Autonomous driving is emerging as one of the first large-scale applications of Physical AI, with Robotaxis described as the most mature commercial use case. The article cites potential benefits including reduced human error, improved fleet efficiency, and 24/7 operations, which it says can support road safety, transportation accessibility, and urban efficiency.
WeRide and Lenovo also noted that scaling Robotaxi services globally remains complex. AVs must operate consistently across different urban environments, regulatory frameworks, and traffic conditions. They added that commercialization at sustainable scale depends on balancing high-performance computing, system reliability, and cost efficiency.
To address these challenges, Lenovo and WeRide are advancing what they describe as a scalable technology foundation for autonomous driving. In July 2025, the companies jointly launched the HPC 3.0 high-performance computing platform, first deployed in the mass-produced WeRide Robotaxi GXR.
Lenovo said HPC 3.0 is built on Lenovo’s L4 autonomous driving domain controller AD1 and powered by the NVIDIA DRIVE AGX Thor system-on-chip, delivering over 2,000 TOPS of AI computing power.
The platform is described as meeting stringent global regulatory and safety requirements through an auto-grade design and fully redundant hardware-software. The companies also said HPC 3.0 reduces the autonomous driving suite cost by 50% and lowers total cost of ownership (TCO) by 84% over its lifecycle compared with HPC 2.0, supporting large-scale L4 commercial deployment.
Lenovo said it will support large-scale commercialization through vehicle computing, Hybrid AI, and global supply chain integration. It described AD1 as combining high-performance AI computing with automotive-grade engineering for stable deployment in complex environments, backed by its manufacturing and delivery network.
Dr. Tony Han, Founder and CEO of WeRide, said: “Autonomous driving is entering a critical phase of commercial deployment, with industry competition shifting from pure technological capability to cost efficiency and scalable deployment. This expanded collaboration will further integrate WeRide and Lenovo’s core strengths in autonomous driving systems and computing platforms, creating a strong foundation for the planned global deployment of 200,000 AVs over the next five years.”
Peter Xu, Vice President and General Manager of Vehicle Computing at Lenovo, added: “Scalability is the defining challenge for autonomous driving, and computing is the foundation. Lenovo will continue to advance automotive-grade computing platforms while leveraging our global manufacturing and supply chain strengths to deliver replicable, large-scale capabilities for the industry.
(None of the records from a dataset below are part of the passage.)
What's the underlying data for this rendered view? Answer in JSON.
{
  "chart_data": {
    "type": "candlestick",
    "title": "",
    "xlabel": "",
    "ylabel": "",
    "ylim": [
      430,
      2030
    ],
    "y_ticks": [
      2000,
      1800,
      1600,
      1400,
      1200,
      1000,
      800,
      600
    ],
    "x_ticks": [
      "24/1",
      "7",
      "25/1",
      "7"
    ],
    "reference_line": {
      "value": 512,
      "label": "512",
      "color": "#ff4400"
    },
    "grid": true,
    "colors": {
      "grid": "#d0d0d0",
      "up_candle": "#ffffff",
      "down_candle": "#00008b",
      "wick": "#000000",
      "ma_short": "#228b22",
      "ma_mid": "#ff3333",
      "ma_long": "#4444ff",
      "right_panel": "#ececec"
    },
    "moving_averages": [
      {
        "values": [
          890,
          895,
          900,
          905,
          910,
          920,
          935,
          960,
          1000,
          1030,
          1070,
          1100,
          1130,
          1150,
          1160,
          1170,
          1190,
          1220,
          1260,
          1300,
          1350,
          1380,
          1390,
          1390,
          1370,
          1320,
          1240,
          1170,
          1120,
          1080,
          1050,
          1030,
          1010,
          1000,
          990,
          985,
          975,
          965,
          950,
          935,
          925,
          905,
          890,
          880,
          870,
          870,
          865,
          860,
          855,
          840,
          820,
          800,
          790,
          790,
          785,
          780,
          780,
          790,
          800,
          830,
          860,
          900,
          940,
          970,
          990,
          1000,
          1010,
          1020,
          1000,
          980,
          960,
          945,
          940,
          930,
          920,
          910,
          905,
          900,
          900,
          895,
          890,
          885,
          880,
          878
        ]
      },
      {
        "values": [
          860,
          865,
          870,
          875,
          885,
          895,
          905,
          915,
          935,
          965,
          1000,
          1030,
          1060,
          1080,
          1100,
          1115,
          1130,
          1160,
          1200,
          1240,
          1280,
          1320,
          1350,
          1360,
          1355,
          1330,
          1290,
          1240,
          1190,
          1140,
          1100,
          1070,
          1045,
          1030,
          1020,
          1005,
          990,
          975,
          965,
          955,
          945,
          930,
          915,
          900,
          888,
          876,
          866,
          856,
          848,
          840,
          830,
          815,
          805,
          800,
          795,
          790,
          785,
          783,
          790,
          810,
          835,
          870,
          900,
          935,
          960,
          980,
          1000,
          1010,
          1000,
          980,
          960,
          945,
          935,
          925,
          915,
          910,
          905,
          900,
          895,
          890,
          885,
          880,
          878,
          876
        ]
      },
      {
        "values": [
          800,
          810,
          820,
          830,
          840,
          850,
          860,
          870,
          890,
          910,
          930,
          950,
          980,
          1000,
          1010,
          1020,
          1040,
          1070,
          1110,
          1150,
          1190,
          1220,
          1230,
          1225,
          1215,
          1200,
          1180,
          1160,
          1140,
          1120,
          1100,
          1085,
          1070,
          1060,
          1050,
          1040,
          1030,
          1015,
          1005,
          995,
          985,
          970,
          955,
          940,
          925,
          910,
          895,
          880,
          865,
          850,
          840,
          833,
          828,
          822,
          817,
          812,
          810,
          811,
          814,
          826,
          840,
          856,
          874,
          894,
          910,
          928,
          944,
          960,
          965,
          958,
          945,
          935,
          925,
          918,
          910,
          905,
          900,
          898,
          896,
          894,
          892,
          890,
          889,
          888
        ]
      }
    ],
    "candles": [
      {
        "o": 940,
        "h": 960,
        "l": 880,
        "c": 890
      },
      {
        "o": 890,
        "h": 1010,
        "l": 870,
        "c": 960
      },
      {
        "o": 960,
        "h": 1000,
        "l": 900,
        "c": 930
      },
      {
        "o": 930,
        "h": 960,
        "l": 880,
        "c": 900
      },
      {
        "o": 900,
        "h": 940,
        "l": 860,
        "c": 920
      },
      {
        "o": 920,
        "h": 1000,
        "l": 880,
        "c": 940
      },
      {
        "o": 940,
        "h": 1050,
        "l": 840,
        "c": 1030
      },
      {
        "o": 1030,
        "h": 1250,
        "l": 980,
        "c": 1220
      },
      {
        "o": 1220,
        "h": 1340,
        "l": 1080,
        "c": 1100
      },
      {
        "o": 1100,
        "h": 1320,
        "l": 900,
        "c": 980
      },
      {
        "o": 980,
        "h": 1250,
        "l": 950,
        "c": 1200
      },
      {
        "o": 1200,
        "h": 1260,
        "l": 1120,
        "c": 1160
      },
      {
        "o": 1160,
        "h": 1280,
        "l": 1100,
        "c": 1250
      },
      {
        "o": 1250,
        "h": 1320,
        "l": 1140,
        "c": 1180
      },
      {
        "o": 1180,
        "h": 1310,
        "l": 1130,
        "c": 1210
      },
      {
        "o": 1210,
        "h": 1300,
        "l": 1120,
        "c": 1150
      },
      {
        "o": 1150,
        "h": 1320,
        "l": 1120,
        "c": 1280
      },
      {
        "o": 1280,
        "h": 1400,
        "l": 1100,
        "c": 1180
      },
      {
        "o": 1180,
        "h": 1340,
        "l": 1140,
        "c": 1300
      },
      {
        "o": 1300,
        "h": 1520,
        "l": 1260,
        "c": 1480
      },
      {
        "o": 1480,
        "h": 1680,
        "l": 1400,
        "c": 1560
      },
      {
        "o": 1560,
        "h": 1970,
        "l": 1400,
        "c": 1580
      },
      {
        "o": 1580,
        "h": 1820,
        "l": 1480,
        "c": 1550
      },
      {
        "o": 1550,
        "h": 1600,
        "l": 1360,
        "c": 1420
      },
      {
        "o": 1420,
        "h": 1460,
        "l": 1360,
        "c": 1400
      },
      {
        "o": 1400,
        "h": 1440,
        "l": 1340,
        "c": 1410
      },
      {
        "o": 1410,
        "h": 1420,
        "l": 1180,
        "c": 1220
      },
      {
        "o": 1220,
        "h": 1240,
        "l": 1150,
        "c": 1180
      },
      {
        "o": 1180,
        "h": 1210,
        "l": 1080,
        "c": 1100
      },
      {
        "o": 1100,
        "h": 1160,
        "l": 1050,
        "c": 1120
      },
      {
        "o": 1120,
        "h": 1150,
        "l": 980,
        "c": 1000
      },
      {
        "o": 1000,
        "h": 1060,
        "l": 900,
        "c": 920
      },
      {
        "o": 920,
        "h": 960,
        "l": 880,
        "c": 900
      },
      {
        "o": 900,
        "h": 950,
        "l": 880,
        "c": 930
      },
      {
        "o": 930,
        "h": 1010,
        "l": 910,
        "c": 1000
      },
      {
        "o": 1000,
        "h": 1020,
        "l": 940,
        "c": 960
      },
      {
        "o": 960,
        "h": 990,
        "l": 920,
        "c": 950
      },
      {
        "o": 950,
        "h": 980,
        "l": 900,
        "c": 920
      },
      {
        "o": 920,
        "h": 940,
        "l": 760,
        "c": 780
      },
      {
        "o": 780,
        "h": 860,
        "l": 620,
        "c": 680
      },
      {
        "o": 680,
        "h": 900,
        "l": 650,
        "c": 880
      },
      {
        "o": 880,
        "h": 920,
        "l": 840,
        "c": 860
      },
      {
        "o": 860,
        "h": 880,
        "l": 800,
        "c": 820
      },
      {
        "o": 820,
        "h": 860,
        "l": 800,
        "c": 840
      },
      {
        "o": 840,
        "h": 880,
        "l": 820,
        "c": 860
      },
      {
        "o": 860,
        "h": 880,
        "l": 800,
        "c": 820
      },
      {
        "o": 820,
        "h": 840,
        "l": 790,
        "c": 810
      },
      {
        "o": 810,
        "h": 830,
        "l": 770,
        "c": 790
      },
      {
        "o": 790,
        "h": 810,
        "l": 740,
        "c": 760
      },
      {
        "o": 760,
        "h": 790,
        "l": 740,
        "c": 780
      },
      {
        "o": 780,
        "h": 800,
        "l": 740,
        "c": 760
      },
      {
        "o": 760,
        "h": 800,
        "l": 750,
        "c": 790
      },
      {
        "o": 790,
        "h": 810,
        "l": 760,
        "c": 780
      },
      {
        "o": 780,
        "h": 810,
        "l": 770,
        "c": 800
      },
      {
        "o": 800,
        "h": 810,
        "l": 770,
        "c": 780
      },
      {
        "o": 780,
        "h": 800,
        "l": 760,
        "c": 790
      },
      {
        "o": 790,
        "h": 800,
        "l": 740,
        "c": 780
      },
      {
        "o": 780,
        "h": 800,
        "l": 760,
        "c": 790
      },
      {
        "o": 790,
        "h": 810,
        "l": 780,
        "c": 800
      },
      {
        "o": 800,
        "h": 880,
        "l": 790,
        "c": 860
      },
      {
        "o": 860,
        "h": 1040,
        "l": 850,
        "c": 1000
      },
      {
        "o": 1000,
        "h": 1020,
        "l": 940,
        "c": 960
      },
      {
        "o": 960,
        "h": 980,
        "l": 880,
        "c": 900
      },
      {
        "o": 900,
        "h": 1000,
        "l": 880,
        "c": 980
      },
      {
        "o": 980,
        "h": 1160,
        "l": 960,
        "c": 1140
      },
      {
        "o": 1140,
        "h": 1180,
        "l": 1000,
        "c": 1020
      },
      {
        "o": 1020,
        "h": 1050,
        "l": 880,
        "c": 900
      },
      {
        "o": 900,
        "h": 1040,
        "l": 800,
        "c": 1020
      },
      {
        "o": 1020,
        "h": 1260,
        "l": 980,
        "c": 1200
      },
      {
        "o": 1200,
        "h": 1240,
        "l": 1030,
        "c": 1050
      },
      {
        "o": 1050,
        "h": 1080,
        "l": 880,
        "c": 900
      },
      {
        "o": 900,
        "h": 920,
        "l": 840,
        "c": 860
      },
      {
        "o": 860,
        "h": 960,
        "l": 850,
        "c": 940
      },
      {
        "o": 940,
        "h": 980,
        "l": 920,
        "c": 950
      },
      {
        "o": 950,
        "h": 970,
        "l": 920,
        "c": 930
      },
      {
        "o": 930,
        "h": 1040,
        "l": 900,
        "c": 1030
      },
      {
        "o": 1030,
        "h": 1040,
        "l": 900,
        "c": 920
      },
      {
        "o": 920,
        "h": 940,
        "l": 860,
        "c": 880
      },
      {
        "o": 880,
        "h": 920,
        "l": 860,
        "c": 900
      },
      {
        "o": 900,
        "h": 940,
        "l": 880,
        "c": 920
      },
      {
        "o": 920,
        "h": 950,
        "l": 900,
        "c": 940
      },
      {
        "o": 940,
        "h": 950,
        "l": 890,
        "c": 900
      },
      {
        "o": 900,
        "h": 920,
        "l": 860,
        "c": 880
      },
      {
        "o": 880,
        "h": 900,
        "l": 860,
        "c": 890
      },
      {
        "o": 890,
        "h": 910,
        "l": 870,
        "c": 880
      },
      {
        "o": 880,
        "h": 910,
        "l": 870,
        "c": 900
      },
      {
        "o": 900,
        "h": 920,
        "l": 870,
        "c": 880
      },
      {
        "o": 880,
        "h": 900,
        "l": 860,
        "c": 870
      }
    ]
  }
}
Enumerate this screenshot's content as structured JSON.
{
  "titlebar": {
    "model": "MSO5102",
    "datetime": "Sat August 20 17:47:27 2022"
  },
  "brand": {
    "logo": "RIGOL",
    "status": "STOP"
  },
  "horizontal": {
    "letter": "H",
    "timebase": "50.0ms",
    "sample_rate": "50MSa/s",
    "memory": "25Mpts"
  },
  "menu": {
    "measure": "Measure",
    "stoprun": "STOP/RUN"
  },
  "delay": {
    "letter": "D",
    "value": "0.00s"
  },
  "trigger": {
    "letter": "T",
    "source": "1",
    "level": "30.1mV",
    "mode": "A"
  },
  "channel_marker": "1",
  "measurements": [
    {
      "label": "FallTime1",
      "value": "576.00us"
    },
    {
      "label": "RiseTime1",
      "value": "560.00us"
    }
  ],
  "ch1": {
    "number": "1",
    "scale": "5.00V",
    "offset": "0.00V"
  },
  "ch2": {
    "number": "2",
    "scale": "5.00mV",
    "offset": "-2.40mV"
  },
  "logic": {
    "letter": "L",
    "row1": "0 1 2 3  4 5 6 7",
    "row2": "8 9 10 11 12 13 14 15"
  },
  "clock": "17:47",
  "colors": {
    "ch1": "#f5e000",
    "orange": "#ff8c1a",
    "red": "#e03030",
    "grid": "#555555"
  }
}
Deepening our collaboration with WeRide allows us to accelerate commercialization and bring Robotaxi services to global markets faster.”
Looking ahead, WeRide and Lenovo said they will deepen collaboration on L4 AVs, including autonomous minibuses and sanitation vehicles. The companies said the goal is to accelerate the integration of autonomous driving into urban mobility and public services and scale intelligent mobility globally.
WeRide describes itself as a global leader and first mover in autonomous driving, and the first publicly traded Robotaxi company. It said its autonomous vehicles have been tested or operated in over 40 cities across 12 countries. WeRide also said its products have received autonomous driving permits in eight markets: China, the UAE, Singapore, France, Switzerland, Saudi Arabia, Belgium, and the US. The company said it provides autonomous driving products and services from L2 to L4 for mobility, logistics, and sanitation industries, and was named to Fortune’s 2025 Change the World and 2025 Future 50 lists.
Lenovo said it is a US$69 billion revenue global technology company, ranked #196 in the Fortune Global 500, serving millions of customers across 180 markets. It described its portfolio as including AI-enabled, AI-ready, and AI-optimized devices, infrastructure, software, solutions, and services. Lenovo said it is listed on the Hong Kong stock exchange under Lenovo Group Limited (HKSE: 992) (ADR: LNVGY).